Ion Stoica

Ion Stoica joined Berkeley in 2001 from Carnegie Mellon. He is a professor in the Department of Electrical Engineering and Computer Sciences.

"I believe that building this positive feedback loop between systems and ML will be key to the rapid evolution of our field over the next decade, and beyond."    

Research Focus: Cloud computing, big data, and machine learning (ML). Building large scale systems to analyze massive amounts of data and develop Artificial Intelligence applications.

What are some examples of how this is applied in the world?

Personalized medical diagnosis and treatment. Increasing user engagement and satisfaction. Fraud and intrusion detection.

Why is this area important to you?

I am very excited about working at the intersection between systems and machine learning. In particular, I believe that the two can lead to a rapidly evolving positive feedback loop, where systems can accelerate ML algorithms, and in turn ML algorithms can optimize the systems and make them faster. In the first category, my group has already built several systems for ML, the most mature being Ray(link is external). Ray provides support for large scale ML workloads, including reinforcement learning (RL) and hyperparameter tuning. In turn, we have already used Ray to optimize systems (e.g., database execution engines, compilers), algorithms (e.g., decision trees for network packet classification), and program synthesis. I believe that building this positive feedback loop between systems and ML will be key to the rapid evolution of our field over the next decade, and beyond.    
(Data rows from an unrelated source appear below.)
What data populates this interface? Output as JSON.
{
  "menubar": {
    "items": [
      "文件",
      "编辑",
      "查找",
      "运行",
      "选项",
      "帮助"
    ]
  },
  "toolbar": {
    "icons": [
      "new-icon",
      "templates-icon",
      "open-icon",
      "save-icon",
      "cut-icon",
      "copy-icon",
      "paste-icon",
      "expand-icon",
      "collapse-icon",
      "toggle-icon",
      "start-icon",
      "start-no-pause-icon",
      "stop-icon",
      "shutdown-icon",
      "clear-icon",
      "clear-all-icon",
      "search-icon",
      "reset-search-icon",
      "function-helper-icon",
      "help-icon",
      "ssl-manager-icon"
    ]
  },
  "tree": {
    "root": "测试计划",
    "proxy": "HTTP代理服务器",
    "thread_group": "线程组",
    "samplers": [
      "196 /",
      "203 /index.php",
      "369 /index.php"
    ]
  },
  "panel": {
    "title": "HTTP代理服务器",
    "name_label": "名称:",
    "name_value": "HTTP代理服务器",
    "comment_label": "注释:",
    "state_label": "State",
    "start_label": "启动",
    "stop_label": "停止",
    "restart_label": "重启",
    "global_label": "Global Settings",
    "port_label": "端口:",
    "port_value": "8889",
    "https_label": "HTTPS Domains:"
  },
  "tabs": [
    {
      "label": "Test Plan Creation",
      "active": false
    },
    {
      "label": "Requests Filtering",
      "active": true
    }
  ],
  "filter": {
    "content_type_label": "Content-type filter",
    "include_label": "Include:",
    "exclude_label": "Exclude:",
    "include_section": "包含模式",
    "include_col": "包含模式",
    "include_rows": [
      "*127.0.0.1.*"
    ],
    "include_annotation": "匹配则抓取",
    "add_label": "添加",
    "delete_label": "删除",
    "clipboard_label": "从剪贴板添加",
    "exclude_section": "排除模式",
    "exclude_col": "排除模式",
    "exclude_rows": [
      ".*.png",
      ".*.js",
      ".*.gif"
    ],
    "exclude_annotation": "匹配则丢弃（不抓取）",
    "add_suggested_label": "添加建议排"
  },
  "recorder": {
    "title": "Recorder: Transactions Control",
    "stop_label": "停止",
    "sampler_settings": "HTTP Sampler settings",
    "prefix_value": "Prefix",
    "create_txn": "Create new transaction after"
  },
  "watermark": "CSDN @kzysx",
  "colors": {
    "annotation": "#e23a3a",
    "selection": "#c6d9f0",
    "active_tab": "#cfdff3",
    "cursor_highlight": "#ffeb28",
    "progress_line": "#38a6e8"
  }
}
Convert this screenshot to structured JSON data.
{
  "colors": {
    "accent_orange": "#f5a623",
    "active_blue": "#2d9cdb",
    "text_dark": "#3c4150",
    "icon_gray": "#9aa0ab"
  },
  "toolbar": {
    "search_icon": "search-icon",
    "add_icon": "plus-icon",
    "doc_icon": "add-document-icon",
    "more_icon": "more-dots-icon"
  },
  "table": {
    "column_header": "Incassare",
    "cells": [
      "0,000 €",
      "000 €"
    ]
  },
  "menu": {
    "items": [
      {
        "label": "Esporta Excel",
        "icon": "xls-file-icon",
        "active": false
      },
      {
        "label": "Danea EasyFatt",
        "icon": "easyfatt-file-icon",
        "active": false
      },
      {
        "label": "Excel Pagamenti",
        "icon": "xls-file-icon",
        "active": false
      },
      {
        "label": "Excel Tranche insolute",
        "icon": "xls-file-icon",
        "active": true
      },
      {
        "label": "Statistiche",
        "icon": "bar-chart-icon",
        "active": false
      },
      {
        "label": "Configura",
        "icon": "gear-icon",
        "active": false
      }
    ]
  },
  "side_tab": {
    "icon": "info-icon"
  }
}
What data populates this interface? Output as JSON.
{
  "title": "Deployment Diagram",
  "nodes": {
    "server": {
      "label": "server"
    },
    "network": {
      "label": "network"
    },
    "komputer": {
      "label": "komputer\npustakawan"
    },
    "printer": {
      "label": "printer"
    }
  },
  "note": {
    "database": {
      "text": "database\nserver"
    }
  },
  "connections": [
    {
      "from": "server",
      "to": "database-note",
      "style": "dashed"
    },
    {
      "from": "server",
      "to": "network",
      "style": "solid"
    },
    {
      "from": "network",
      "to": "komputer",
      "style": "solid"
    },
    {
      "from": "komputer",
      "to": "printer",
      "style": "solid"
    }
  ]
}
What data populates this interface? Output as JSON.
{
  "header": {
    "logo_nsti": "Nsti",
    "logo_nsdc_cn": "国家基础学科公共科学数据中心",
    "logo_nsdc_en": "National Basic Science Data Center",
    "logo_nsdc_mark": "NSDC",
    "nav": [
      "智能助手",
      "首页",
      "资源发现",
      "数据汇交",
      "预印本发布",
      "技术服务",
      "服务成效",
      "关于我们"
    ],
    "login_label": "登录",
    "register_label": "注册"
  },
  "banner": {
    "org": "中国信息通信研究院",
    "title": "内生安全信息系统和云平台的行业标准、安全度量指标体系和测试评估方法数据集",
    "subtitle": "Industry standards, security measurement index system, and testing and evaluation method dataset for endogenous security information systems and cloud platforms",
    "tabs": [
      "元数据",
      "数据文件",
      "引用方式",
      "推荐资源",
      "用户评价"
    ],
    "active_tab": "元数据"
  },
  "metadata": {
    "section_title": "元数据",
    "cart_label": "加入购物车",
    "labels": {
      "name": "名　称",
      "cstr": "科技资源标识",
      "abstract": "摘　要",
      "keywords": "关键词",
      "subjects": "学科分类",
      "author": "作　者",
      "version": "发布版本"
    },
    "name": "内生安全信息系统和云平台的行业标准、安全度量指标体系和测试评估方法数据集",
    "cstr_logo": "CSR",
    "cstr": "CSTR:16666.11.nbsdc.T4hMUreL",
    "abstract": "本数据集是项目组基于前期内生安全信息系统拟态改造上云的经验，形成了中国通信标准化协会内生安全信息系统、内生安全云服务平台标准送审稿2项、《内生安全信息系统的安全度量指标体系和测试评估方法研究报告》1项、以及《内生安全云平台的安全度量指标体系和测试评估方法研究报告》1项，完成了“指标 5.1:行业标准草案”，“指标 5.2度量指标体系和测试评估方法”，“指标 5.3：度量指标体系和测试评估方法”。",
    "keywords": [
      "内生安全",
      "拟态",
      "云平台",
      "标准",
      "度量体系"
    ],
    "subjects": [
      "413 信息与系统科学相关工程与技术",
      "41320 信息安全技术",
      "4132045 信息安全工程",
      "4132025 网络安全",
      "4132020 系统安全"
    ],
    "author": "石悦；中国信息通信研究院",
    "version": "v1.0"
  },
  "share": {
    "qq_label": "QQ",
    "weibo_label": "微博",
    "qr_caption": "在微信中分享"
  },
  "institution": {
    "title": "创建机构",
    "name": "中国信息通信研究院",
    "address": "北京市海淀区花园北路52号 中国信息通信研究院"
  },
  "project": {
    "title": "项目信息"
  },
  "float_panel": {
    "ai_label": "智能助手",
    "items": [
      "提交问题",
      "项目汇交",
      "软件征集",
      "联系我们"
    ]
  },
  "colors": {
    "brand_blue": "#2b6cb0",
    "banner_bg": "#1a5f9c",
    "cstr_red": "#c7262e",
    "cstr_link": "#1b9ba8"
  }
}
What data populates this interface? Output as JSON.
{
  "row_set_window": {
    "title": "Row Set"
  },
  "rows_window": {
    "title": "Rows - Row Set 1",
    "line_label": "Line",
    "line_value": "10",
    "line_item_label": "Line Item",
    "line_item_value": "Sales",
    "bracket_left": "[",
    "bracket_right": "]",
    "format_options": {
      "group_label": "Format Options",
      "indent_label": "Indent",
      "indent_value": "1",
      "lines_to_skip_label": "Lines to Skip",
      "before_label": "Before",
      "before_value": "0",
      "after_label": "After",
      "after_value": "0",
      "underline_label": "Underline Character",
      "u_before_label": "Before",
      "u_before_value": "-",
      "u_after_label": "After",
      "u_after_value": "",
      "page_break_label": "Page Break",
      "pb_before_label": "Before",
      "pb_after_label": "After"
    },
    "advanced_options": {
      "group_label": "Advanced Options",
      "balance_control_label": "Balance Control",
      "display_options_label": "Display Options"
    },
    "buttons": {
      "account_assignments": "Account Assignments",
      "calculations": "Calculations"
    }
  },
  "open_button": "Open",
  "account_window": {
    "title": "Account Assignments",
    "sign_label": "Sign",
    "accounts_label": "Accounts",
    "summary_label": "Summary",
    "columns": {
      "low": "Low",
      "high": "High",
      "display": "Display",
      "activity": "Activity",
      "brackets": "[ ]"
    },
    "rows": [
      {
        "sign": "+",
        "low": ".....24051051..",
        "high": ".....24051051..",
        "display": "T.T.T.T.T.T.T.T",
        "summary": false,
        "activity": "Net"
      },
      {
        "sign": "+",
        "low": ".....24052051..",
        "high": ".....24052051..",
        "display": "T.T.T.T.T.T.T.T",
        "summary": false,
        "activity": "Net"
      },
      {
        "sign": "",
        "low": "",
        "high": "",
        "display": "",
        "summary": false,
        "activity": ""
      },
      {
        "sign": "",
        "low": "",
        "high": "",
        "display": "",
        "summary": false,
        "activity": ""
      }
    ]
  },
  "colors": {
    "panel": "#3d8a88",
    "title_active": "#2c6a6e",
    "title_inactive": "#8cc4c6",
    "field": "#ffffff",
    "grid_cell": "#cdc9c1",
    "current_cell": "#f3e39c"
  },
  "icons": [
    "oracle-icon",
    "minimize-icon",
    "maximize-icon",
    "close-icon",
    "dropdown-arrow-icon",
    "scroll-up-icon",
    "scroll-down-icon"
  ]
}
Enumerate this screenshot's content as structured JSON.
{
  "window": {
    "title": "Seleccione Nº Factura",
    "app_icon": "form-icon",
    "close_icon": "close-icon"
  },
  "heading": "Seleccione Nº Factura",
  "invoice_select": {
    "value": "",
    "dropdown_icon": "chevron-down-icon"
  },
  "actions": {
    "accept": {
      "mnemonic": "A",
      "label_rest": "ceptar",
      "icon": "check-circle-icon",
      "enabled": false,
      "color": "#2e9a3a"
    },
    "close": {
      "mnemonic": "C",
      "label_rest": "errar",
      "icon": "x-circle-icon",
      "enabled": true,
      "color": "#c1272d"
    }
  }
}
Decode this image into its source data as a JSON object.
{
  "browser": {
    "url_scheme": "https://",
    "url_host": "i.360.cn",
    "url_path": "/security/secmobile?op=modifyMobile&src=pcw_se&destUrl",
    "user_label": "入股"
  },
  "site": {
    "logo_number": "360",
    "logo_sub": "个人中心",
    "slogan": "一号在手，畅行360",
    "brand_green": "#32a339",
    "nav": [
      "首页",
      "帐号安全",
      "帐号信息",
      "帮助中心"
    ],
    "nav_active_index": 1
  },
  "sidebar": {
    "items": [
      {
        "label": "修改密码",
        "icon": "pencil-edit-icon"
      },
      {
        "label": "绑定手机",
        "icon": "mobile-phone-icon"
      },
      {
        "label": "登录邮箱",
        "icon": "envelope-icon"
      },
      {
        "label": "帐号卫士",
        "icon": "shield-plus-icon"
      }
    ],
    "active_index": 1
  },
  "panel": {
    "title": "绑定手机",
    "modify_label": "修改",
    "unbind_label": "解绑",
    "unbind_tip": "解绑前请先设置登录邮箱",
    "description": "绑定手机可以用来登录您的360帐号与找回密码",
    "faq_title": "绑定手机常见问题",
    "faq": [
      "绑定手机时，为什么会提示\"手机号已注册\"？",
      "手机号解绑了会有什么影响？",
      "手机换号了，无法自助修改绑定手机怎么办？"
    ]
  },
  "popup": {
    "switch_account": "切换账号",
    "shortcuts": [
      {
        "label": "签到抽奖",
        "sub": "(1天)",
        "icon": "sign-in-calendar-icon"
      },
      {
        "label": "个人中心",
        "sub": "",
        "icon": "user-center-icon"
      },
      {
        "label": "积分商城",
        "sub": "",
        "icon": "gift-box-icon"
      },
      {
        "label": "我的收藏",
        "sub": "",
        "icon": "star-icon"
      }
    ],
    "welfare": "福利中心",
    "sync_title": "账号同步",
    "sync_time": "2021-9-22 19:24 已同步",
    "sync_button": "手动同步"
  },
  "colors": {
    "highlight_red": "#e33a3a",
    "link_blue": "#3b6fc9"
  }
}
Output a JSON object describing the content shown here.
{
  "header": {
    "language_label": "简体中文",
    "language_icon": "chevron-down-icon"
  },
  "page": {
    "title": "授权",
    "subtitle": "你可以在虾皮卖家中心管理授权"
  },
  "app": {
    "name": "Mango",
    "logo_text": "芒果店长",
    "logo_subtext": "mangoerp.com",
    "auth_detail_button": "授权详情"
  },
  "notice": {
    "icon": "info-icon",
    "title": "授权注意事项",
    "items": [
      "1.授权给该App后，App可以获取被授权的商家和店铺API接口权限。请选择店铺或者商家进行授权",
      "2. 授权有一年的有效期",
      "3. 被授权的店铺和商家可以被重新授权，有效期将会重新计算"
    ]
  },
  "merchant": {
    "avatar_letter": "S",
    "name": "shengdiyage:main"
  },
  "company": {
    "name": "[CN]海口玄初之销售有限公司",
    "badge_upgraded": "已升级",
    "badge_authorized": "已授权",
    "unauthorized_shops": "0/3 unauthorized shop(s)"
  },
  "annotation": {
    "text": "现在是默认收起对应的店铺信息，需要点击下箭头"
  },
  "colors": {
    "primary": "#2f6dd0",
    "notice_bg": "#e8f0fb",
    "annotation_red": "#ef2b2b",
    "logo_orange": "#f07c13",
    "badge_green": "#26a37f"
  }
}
Anything else you’d like to share?

I co-founded three companies: Conviva(link is external) (2006), Databricks (2013), and Anyscale (2019). Of those, Databricks commercialized Apache Spark, an open source distributed framework we developed at Berkely's AMPLab(link is external). Apache Spark is now the de facto standard for big data processing being used by tens of thousands of organizations and millions of people around the globe. Databricks is now employing 1,000 people, has over 2,000 customers, and is one of the fastest growing enterprise companies. Its customers span virtually every industry, from financial, to health care, to manufacturing, to media, and retail. Anyscale commercializes Ray, which we developed at RISELab(link is external). Ray already has more than 200 contributors, and it is used by tens of organizations to develop new scalable ML applications for supply chain management, on-line recommendation, manufacturing, and money-laundry prevention, to name a few.